When you take out a merchant cash advance (MCA), you will be paid a lump sum upfront, just like with a loan.

However, rather than paying it back in regular installments over time with interest, you’ll agree to a factor rate that fixes the total amount you pay for the loan up front. You then pay it back as a percentage of your credit card transactions, this is called a percentage hold. These payments are usually made much more frequently, sometimes even daily, than with a conventional loan, and you will continue to make them until your advance amount is fully repaid.

For example, if you borrow $10,000 with a factor rate of 1.25, you will repay the lender a grand total of $12,500 ($10,000 x 1.25). If you agree to a 10% holdback percentage, you’ll pay your lender 10% of all your daily sales until you’ve repaid the full amount (the $10,000 you borrowed, plus the $2,500).

Because your payout amount varies based on your sales, this is an especially great option for businesses that experience seasonal fluctuations in revenue or new startups that can’t commit to a certain amount of monthly payment. However, since there is no set term, you cannot easily calculate an equivalent annual percentage rate (APR) and compare it with other loan options. Generally, however, they are more expensive than standard business loans.

Alternatives to Unsecured Business Loans

Many businesses need multiple sources of financial support to get started. You may need to cobble together several types of seed funding. Here are some other ideas:

Equipment financing

Equipment financing is similar to how auto financing works. When you take out a car loan, it’s secured by the car you’re buying, which means you don’t need to have collateral in hand before getting the loan. Similarly, many small business lenders offer secured loans in the form of equipment financing, with the equipment you buy serving as collateral for the loan.
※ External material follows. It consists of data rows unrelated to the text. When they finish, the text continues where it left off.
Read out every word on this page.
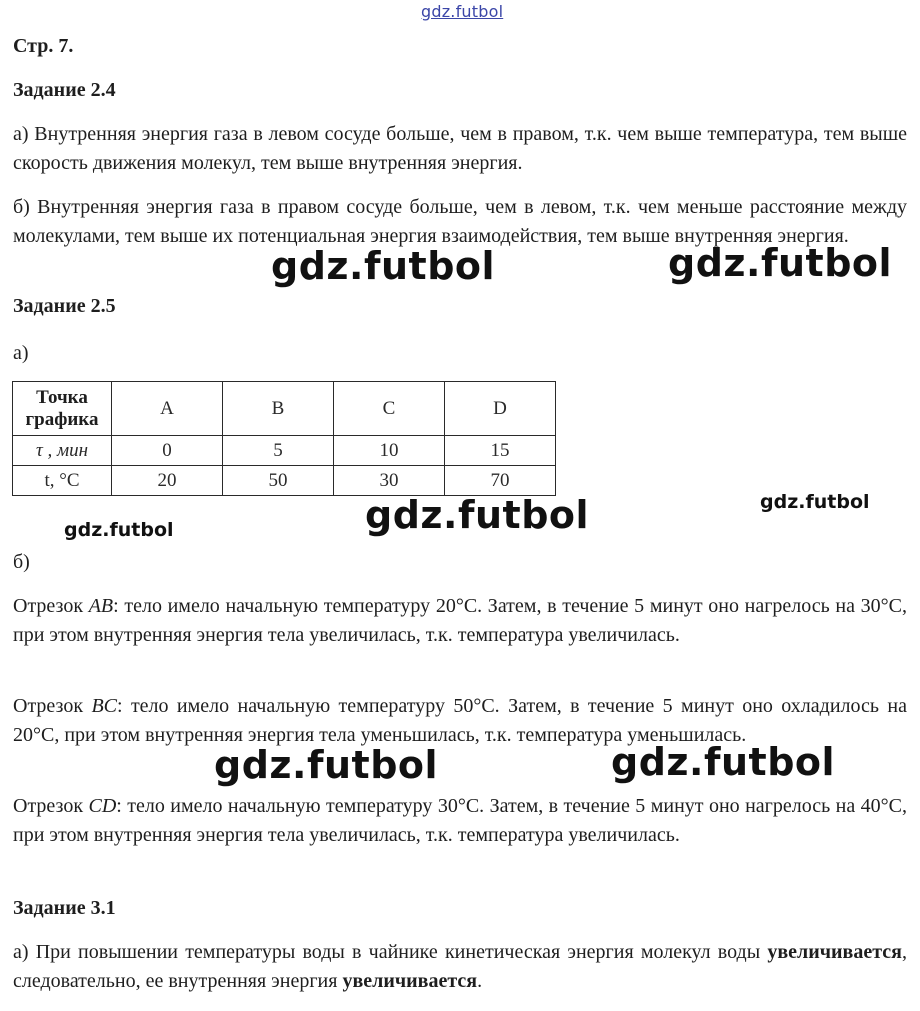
gdz.futbol
Стр. 7.
Задание 2.4
а) Внутренняя энергия газа в левом сосуде больше, чем в правом, т.к. чем выше температура, тем выше скорость движения молекул, тем выше внутренняя энергия.
б) Внутренняя энергия газа в правом сосуде больше, чем в левом, т.к. чем меньше расстояние между молекулами, тем выше их потенциальная энергия взаимодействия, тем выше внутренняя энергия.
gdz.futbol	gdz.futbol
Задание 2.5
а)
Точка
графика	A	B	C	D
τ , мин	0	5	10	15
t, °C	20	50	30	70
gdz.futbol	gdz.futbol	gdz.futbol
б)
Отрезок AB: тело имело начальную температуру 20°C. Затем, в течение 5 минут оно нагрелось на 30°C, при этом внутренняя энергия тела увеличилась, т.к. температура увеличилась.
Отрезок BC: тело имело начальную температуру 50°C. Затем, в течение 5 минут оно охладилось на 20°C, при этом внутренняя энергия тела уменьшилась, т.к. температура уменьшилась.
gdz.futbol	gdz.futbol
Отрезок CD: тело имело начальную температуру 30°C. Затем, в течение 5 минут оно нагрелось на 40°C, при этом внутренняя энергия тела увеличилась, т.к. температура увеличилась.
Задание 3.1
а) При повышении температуры воды в чайнике кинетическая энергия молекул воды увеличивается, следовательно, ее внутренняя энергия увеличивается.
While this type of loan may not necessarily meet your storefront, business inventory, or labor needs, it can be a good option if you need equipment to get started.


If you have a strong social network, another option to consider is crowdsourcing to raise the funds you need to start your business. This obviously won’t work for everyone; you wouldn’t expect to start a new biomedical business by fundraising on Kickstarter, for example. But if your business is relatively small, this could be a good choice.

Personal savings

Many people also use their own personal savings to start their business. It can be tempting to loot your emergency and/or retirement savings, as these are probably the biggest buckets available to you; however, think carefully before doing so. Make sure you have a plan in place for what to do if you lose that money.

It’s also a good idea to work with an experienced small business accountant who can advise you on the most tax-efficient business setup and how to amortize your personal investments in the business.